社会貢献の功績
伊集 盛元
沖縄県議会議員として文教厚生委員部会に所属する中で、青少年問題が多々あることに気づき、同63年より高校中退者の問題解決に献身的に関るようになった。平成8年に県議を退いた後、「沖縄産業開発青年協会」を立て直し、若者を育成するとともに、平成22年には念願であった更生保護事業が認可され、「やんばる青少年隊」を設立、非行や犯罪を犯した青少年を受け入れている。自宅から120キロ離れた施設に毎朝4時に出勤し、青少年たちと関わり自立させ社会人へと導いている。
沖縄県は、28年という長い間、異民族支配下に置かれました。そのことで、さまざまな本土との格差が生まれましたが、特に一番大きかったのは学力の差でした。私は国会議員の秘書、それから県議会議員になって、本格的に教育問題に取り組んできました。特色ある県立高等学校建設に向けて鋭意努力してきましたが、校区制という厚い壁にぶつかりました。
知事及び教育庁、その他の市町村長などの関係者と連日話し合いを重ねました。その結果、全県一区の特色ある高等学校を3校つくることが出来ました。そのおかげで、大学進学率も高くなり、難関といわれている大学にも合格者が徐々に増えていきました。本土との差が一歩一歩改善され、安堵していたころ、衝撃的な出来事に遭いました。
それは毎日新聞1面トップに大きく掲載された「沖縄県高校中退率10年連続ワーストワン」という記事でした。目の前が真っ暗になったのを今でも鮮明に覚えています。以来、自分がやってきた教育問題は、単なるエリート作りに終始していたのではないかと自問自答し、それがきっかけで、青少年の健全育成はどうあるべきか、中途退学問題に本格的に取り組みました。

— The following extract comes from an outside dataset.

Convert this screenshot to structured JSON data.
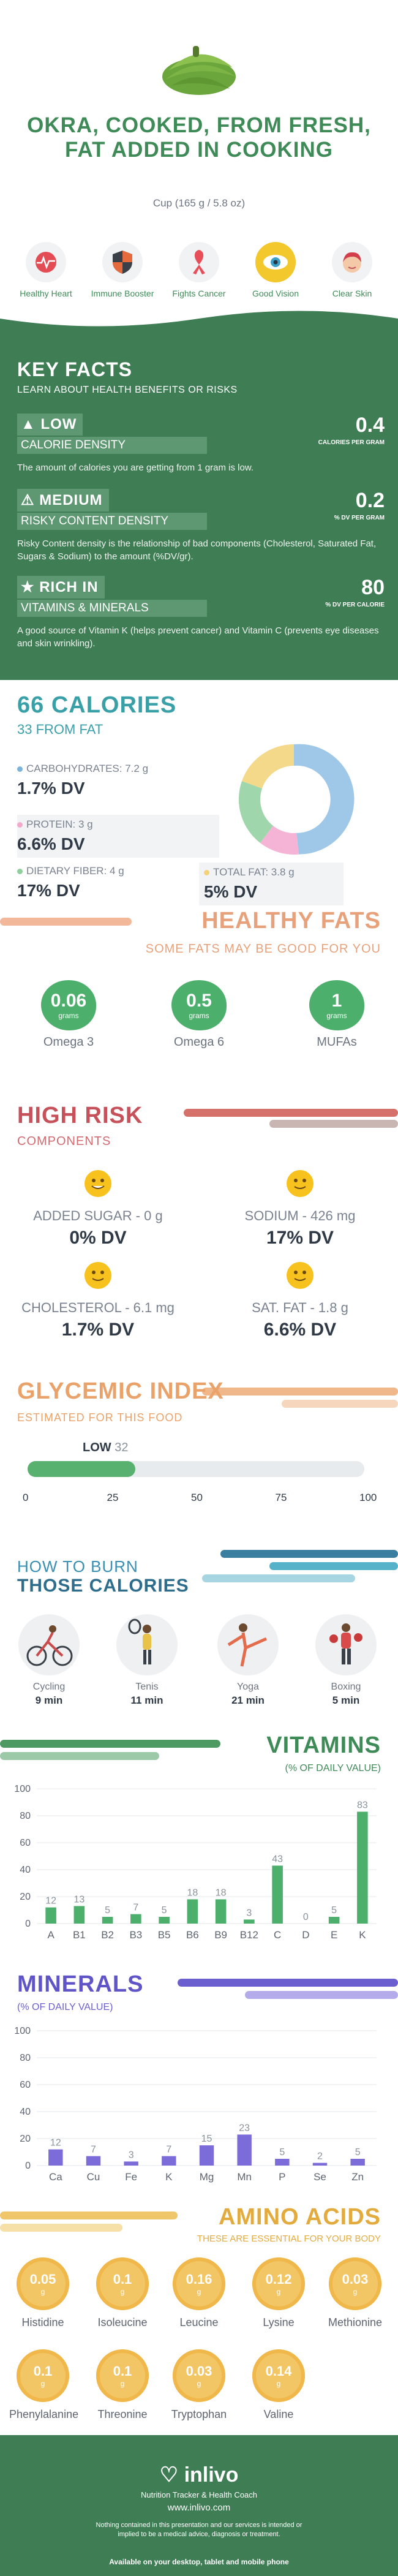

まず、びっくりしたのは、本県の未成年者の飲酒及び喫煙者は全国平均の10倍、全般的な青少年の犯罪は全国平均の3倍だということです。また、離婚率は全国でもっとも高く、夜型社会で、県民所得は全国最下位、その所得格差は全国ナンバー1などという実態が浮かび上がってきました。
このデータを踏まえ、各県立高等学校にその対策委員会を設置させ、高等学校PTA連合会にも中途退学委員会をつくり、私が委員長として全力を尽くして参りました。関係各位の努力で3年後には年間千名ずつ中途退学を減らすことができました。沖縄産業開発青年協会(青年隊)は基本的には、コンボ、ブルドーザ、クレーン、フォークリフト等々11種類の資格を取得できる職業訓練校であります。確かにこれだけの国家資格を取得することで、92%以上の就職率になっているわけですが、今日の日本は資格万能主義で、資格を取得するために一生懸命になり、一番大事な人間をつくることに欠けてきた傾向にあります。

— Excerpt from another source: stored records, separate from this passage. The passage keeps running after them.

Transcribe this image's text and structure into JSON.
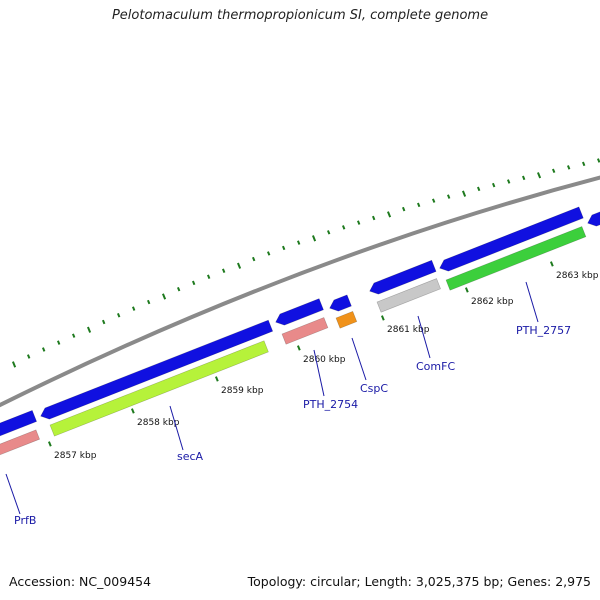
{
  "title": "Pelotomaculum thermopropionicum SI, complete genome",
  "accession": "Accession: NC_009454",
  "summary": "Topology: circular; Length: 3,025,375 bp; Genes: 2,975",
  "colors": {
    "backbone": "#8a8a8a",
    "forward_cds": "#1010e0",
    "tick": "#1e7a1e",
    "label": "#1a1aa6",
    "feature_pink": "#e88a8a",
    "feature_lime": "#b6f23a",
    "feature_orange": "#f0921a",
    "feature_gray": "#c8c8c8",
    "feature_green": "#3ccf3c"
  },
  "kbp_ticks": [
    "2857 kbp",
    "2858 kbp",
    "2859 kbp",
    "2860 kbp",
    "2861 kbp",
    "2862 kbp",
    "2863 kbp"
  ],
  "genes": [
    {
      "name": "PrfB"
    },
    {
      "name": "secA"
    },
    {
      "name": "PTH_2754"
    },
    {
      "name": "CspC"
    },
    {
      "name": "ComFC"
    },
    {
      "name": "PTH_2757"
    }
  ]
}
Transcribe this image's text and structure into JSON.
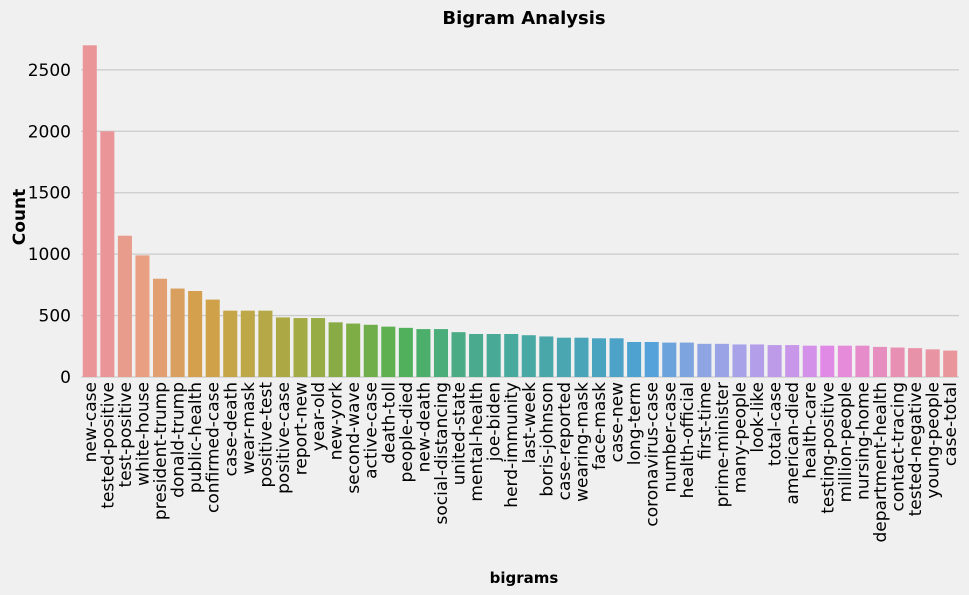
{
  "chart_data": {
    "type": "bar",
    "title": "Bigram Analysis",
    "xlabel": "bigrams",
    "ylabel": "Count",
    "ylim": [
      0,
      2800
    ],
    "yticks": [
      0,
      500,
      1000,
      1500,
      2000,
      2500
    ],
    "grid": true,
    "legend": "none",
    "categories": [
      "new-case",
      "tested-positive",
      "test-positive",
      "white-house",
      "president-trump",
      "donald-trump",
      "public-health",
      "confirmed-case",
      "case-death",
      "wear-mask",
      "positive-test",
      "positive-case",
      "report-new",
      "year-old",
      "new-york",
      "second-wave",
      "active-case",
      "death-toll",
      "people-died",
      "new-death",
      "social-distancing",
      "united-state",
      "mental-health",
      "joe-biden",
      "herd-immunity",
      "last-week",
      "boris-johnson",
      "case-reported",
      "wearing-mask",
      "face-mask",
      "case-new",
      "long-term",
      "coronavirus-case",
      "number-case",
      "health-official",
      "first-time",
      "prime-minister",
      "many-people",
      "look-like",
      "total-case",
      "american-died",
      "health-care",
      "testing-positive",
      "million-people",
      "nursing-home",
      "department-health",
      "contact-tracing",
      "tested-negative",
      "young-people",
      "case-total"
    ],
    "values": [
      2700,
      2000,
      1150,
      990,
      800,
      720,
      700,
      630,
      540,
      540,
      540,
      485,
      480,
      480,
      445,
      435,
      425,
      410,
      400,
      390,
      390,
      365,
      350,
      350,
      350,
      340,
      330,
      320,
      320,
      315,
      315,
      285,
      285,
      280,
      280,
      270,
      270,
      265,
      265,
      260,
      260,
      255,
      255,
      255,
      255,
      245,
      240,
      235,
      225,
      215
    ],
    "colors": [
      "#ea9699",
      "#ea9699",
      "#e89c8c",
      "#e89f82",
      "#e29f72",
      "#d99f5e",
      "#d4a04d",
      "#cfa24a",
      "#c5a548",
      "#bea746",
      "#b6a846",
      "#aca945",
      "#a3ab45",
      "#98ac45",
      "#89ab45",
      "#7fad45",
      "#6fae4a",
      "#5fb050",
      "#50b05b",
      "#4cae6b",
      "#4bad79",
      "#4aab84",
      "#49aa8d",
      "#48a996",
      "#48a99d",
      "#48a8a3",
      "#49a7aa",
      "#4aa6b1",
      "#4ba5b8",
      "#4ba4bf",
      "#4ca3c7",
      "#4da2d0",
      "#55a2da",
      "#6ba3dd",
      "#7ea4e0",
      "#8fa4e3",
      "#9aa3e6",
      "#a8a2e8",
      "#b39fe9",
      "#bd9be9",
      "#c897ea",
      "#d491e9",
      "#e08ae6",
      "#e58bd9",
      "#e68ccb",
      "#e68ebf",
      "#e790b4",
      "#e892aa",
      "#e994a2",
      "#e9959c"
    ]
  }
}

青年隊では、朝の6時半起床に始まり、1時間程度の基礎訓練、夜の10時消灯まで連日、自分で自分をみつめる、すなわち「思いの種をまいて行動を刈り取る。行動の種をまいて習慣を刈り取る。習慣の種をまいて人格を刈り取る。人格の種をまいて人生を刈り取る」という格言の通り、繰り返し続けることによって、思いやり、勇気、忍耐、正義感、自分の言葉に責任を持つ人づくりをモットーにしています。
「一日一善」という言葉の持つ重みが、少しずつ理解できるようになりました。
「大器は大成せしめ、小器は小成さす」という、吉田松陰の言葉があります。若い青年達と出来るだけ同じ目線になり、向き合うことの大切さを痛感しながら、日々学んでいます。